Politics Today: If you’re planning a cross-border shopping trip, read this Add to ...

Politics Today is your daily guide to some of the stories we’re watching in Ottawa and across Canada, by The Globe and Mail’s team of political reporters.

Why are things more expensive in Canada?

The Senate finance committee reports this afternoon on possible reasons for price discrepancies between Canada and the United States on certain goods. If you’re planning a trip to Buffalo, maybe you should watch their report at 3:45 p.m. ET first.

Budget watch

There’s nothing to report on the new budget...yet. But by the afternoon, we’ll have a lot to chew over with a luncheon speech by Finance Minister Jim Flaherty at the Economic Club of Canada and a new report out at 9 a.m. ET from the Canada West Foundation, Canadian Chamber of Commerce and Federation of Canadian Municipalities.

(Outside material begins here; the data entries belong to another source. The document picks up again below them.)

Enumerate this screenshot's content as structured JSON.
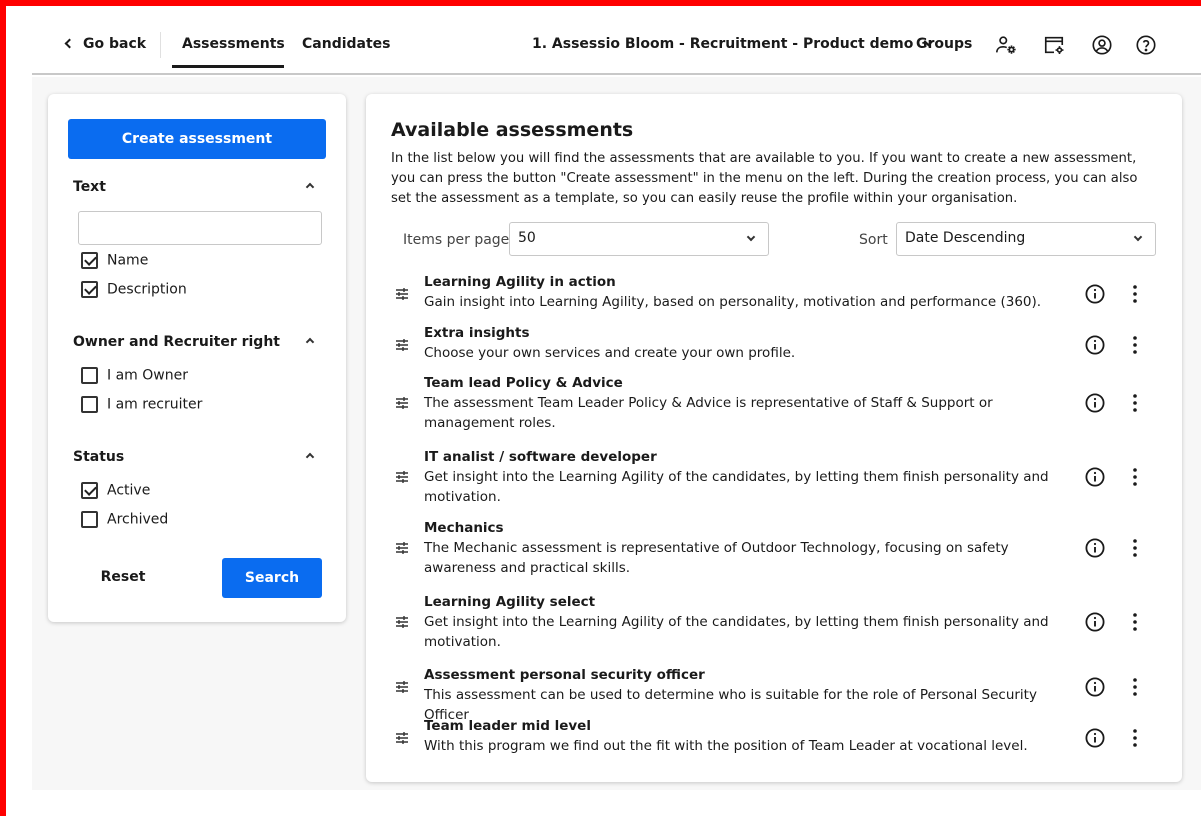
{
  "nav": {
    "back_label": "Go back",
    "tabs": [
      {
        "label": "Assessments",
        "active": true
      },
      {
        "label": "Candidates",
        "active": false
      }
    ],
    "project_label": "1. Assessio Bloom - Recruitment - Product demo",
    "groups_label": "Groups",
    "icons": [
      "user-settings-icon",
      "window-settings-icon",
      "account-icon",
      "help-icon"
    ]
  },
  "sidebar": {
    "create_label": "Create assessment",
    "sections": {
      "text": {
        "title": "Text",
        "input_value": "",
        "options": [
          {
            "label": "Name",
            "checked": true
          },
          {
            "label": "Description",
            "checked": true
          }
        ]
      },
      "owner": {
        "title": "Owner and Recruiter right",
        "options": [
          {
            "label": "I am Owner",
            "checked": false
          },
          {
            "label": "I am recruiter",
            "checked": false
          }
        ]
      },
      "status": {
        "title": "Status",
        "options": [
          {
            "label": "Active",
            "checked": true
          },
          {
            "label": "Archived",
            "checked": false
          }
        ]
      }
    },
    "reset_label": "Reset",
    "search_label": "Search"
  },
  "main": {
    "title": "Available assessments",
    "description": "In the list below you will find the assessments that are available to you. If you want to create a new assessment, you can press the button \"Create assessment\" in the menu on the left. During the creation process, you can also set the assessment as a template, so you can easily reuse the profile within your organisation.",
    "items_per_page_label": "Items per page",
    "items_per_page_value": "50",
    "sort_label": "Sort",
    "sort_value": "Date Descending",
    "items": [
      {
        "title": "Learning Agility in action",
        "description": "Gain insight into Learning Agility, based on personality, motivation and performance (360)."
      },
      {
        "title": "Extra insights",
        "description": "Choose your own services and create your own profile."
      },
      {
        "title": "Team lead Policy & Advice",
        "description": "The assessment Team Leader Policy & Advice is representative of Staff & Support or management roles."
      },
      {
        "title": "IT analist / software developer",
        "description": "Get insight into the Learning Agility of the candidates, by letting them finish personality and motivation."
      },
      {
        "title": "Mechanics",
        "description": "The Mechanic assessment is representative of Outdoor Technology, focusing on safety awareness and practical skills."
      },
      {
        "title": "Learning Agility select",
        "description": "Get insight into the Learning Agility of the candidates, by letting them finish personality and motivation."
      },
      {
        "title": "Assessment personal security officer",
        "description": "This assessment can be used to determine who is suitable for the role of Personal Security Officer"
      },
      {
        "title": "Team leader mid level",
        "description": "With this program we find out the fit with the position of Team Leader at vocational level."
      }
    ]
  }
}
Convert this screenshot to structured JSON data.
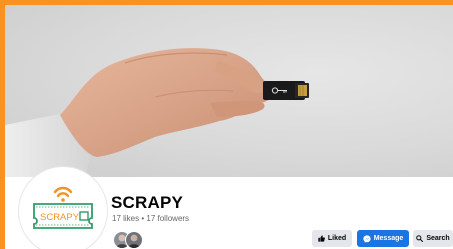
{
  "page": {
    "name": "SCRAPY",
    "stats": "17 likes • 17 followers",
    "avatar_logo_text": "SCRAPY"
  },
  "buttons": {
    "liked_label": "Liked",
    "message_label": "Message",
    "search_label": "Search"
  },
  "colors": {
    "frame_orange": "#f8931f",
    "logo_green": "#2e9e6a",
    "logo_orange": "#f39224",
    "message_blue": "#1b74e4"
  },
  "icons": {
    "liked": "thumbs-up-icon",
    "message": "messenger-icon",
    "search": "search-icon"
  }
}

We’ll watch for a better sense of the timing of the budget and just how much infrastructure spending there is.

Movement on milk

The European Union’s trade commissioner is in Ottawa today, and a Canada-EU free-trade deal looks closer than ever. There may be some movement on the dairy sector, a long sticking point for Canada. It make concessions in exchange for more access to EU markets for Canadian meat.

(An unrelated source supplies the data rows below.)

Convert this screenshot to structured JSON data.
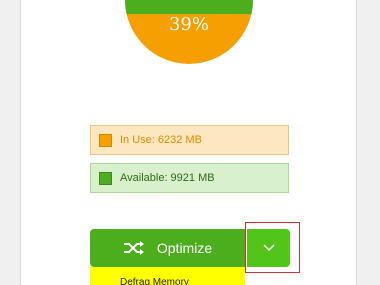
{
  "memory": {
    "percent_label": "39%",
    "used_fraction": 0.39,
    "colors": {
      "used": "#f5a000",
      "available": "#4cae1c"
    }
  },
  "legend": {
    "in_use_label": "In Use: 6232 MB",
    "available_label": "Available: 9921 MB"
  },
  "actions": {
    "optimize_label": "Optimize",
    "optimize_icon": "shuffle-icon",
    "dropdown_icon": "chevron-down-icon"
  },
  "menu": {
    "items": [
      {
        "label": "Defrag Memory"
      }
    ]
  }
}
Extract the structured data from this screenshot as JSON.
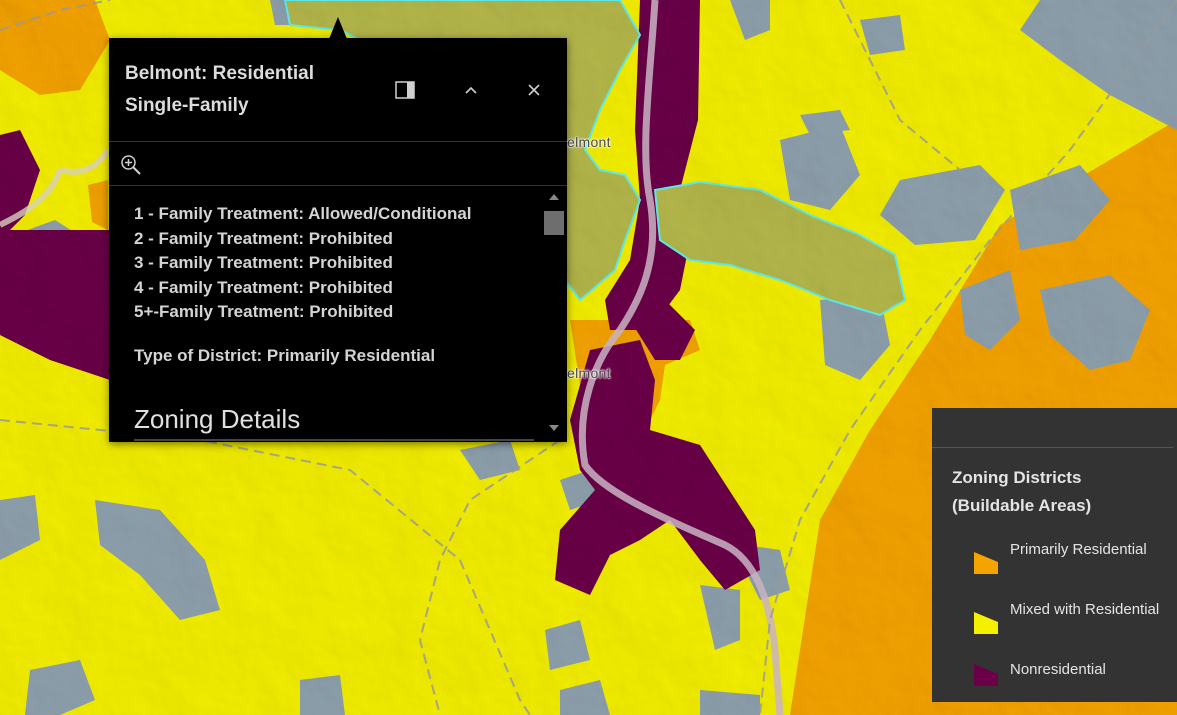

Maritime union not likely any time soon

A third of Nova Scotians support the idea of a political union among the Maritime provinces, according to a new poll. Innovative Research Group, a national polling firm, asked 533 Nova Scotians what they thought of the idea of merging Nova Scotia, New Brunswick and Prince Edward Island – 54 per cent said they were opposed and 36 per cent said they supported the idea. (The rest didn’t know.) Pollster Greg Lyle says the telephone survey shows the idea of a union is a “hard sell,” but he adds that “the fact that more than a third of Nova Scotians support Maritime union without much of a case being made says the idea is not dead on arrival.”

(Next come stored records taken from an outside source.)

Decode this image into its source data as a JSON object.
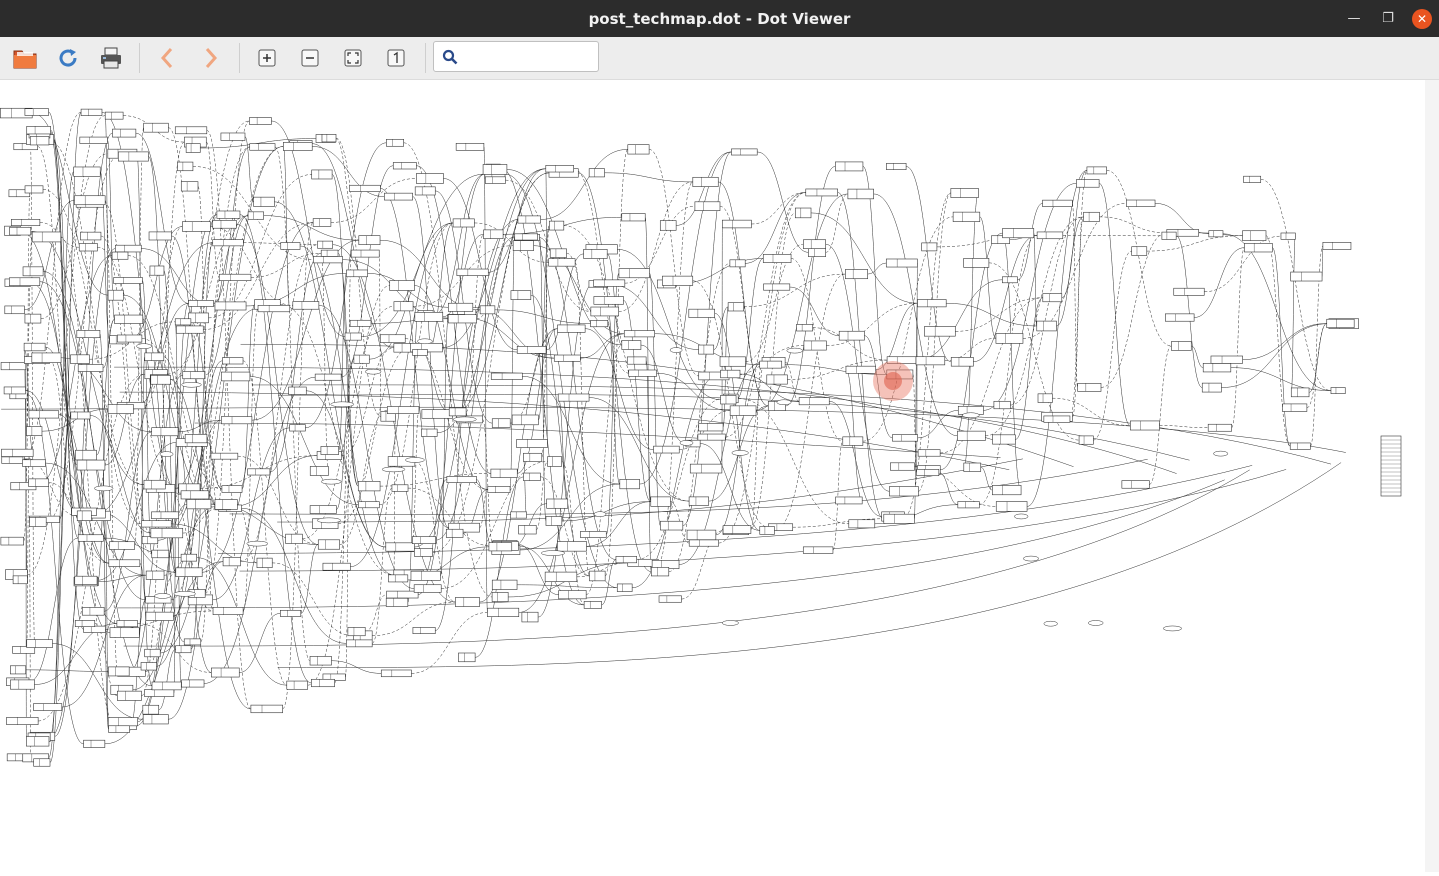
{
  "window": {
    "title": "post_techmap.dot - Dot Viewer",
    "controls": {
      "minimize_glyph": "—",
      "maximize_glyph": "❐",
      "close_glyph": "✕"
    }
  },
  "toolbar": {
    "buttons": [
      {
        "name": "open-button",
        "icon": "folder-icon"
      },
      {
        "name": "reload-button",
        "icon": "refresh-icon"
      },
      {
        "name": "print-button",
        "icon": "printer-icon"
      },
      {
        "name": "back-button",
        "icon": "chevron-left-icon"
      },
      {
        "name": "forward-button",
        "icon": "chevron-right-icon"
      },
      {
        "name": "zoom-in-button",
        "icon": "zoom-in-icon"
      },
      {
        "name": "zoom-out-button",
        "icon": "zoom-out-icon"
      },
      {
        "name": "zoom-fit-button",
        "icon": "zoom-fit-icon"
      },
      {
        "name": "zoom-100-button",
        "icon": "zoom-original-icon"
      }
    ],
    "search": {
      "value": "",
      "placeholder": "",
      "icon": "search-icon"
    }
  },
  "colors": {
    "titlebar": "#2c2c2c",
    "toolbar": "#ededed",
    "close": "#e95420",
    "graph_stroke": "#333333"
  }
}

The poll was conducted last month. It has a margin of error of plus or minus 4.2 percentage points, 19 times out of 20.

Late last year, three Senators from each of the Maritime provinces pitched the idea of a union, in which Nova Scotia, New Brunswick and PEI would join forces to build wealth, jobs and trade opportunities – this, rather than three small provinces competing amongst one another. The three premiers are not interested in the idea right now. – by Jane Taber in Halifax

The Supreme Court could use more women: Deschamps

In case you missed it: In a wide-ranging interview ahead of her departure today, former Supreme Court justice Marie Deschamps had a lot to say to the Globe’s Kirk Makin. There are some fascinating details in there about the behind-the-scenes of the court, including an aborted experiment in pre-hearing conferences.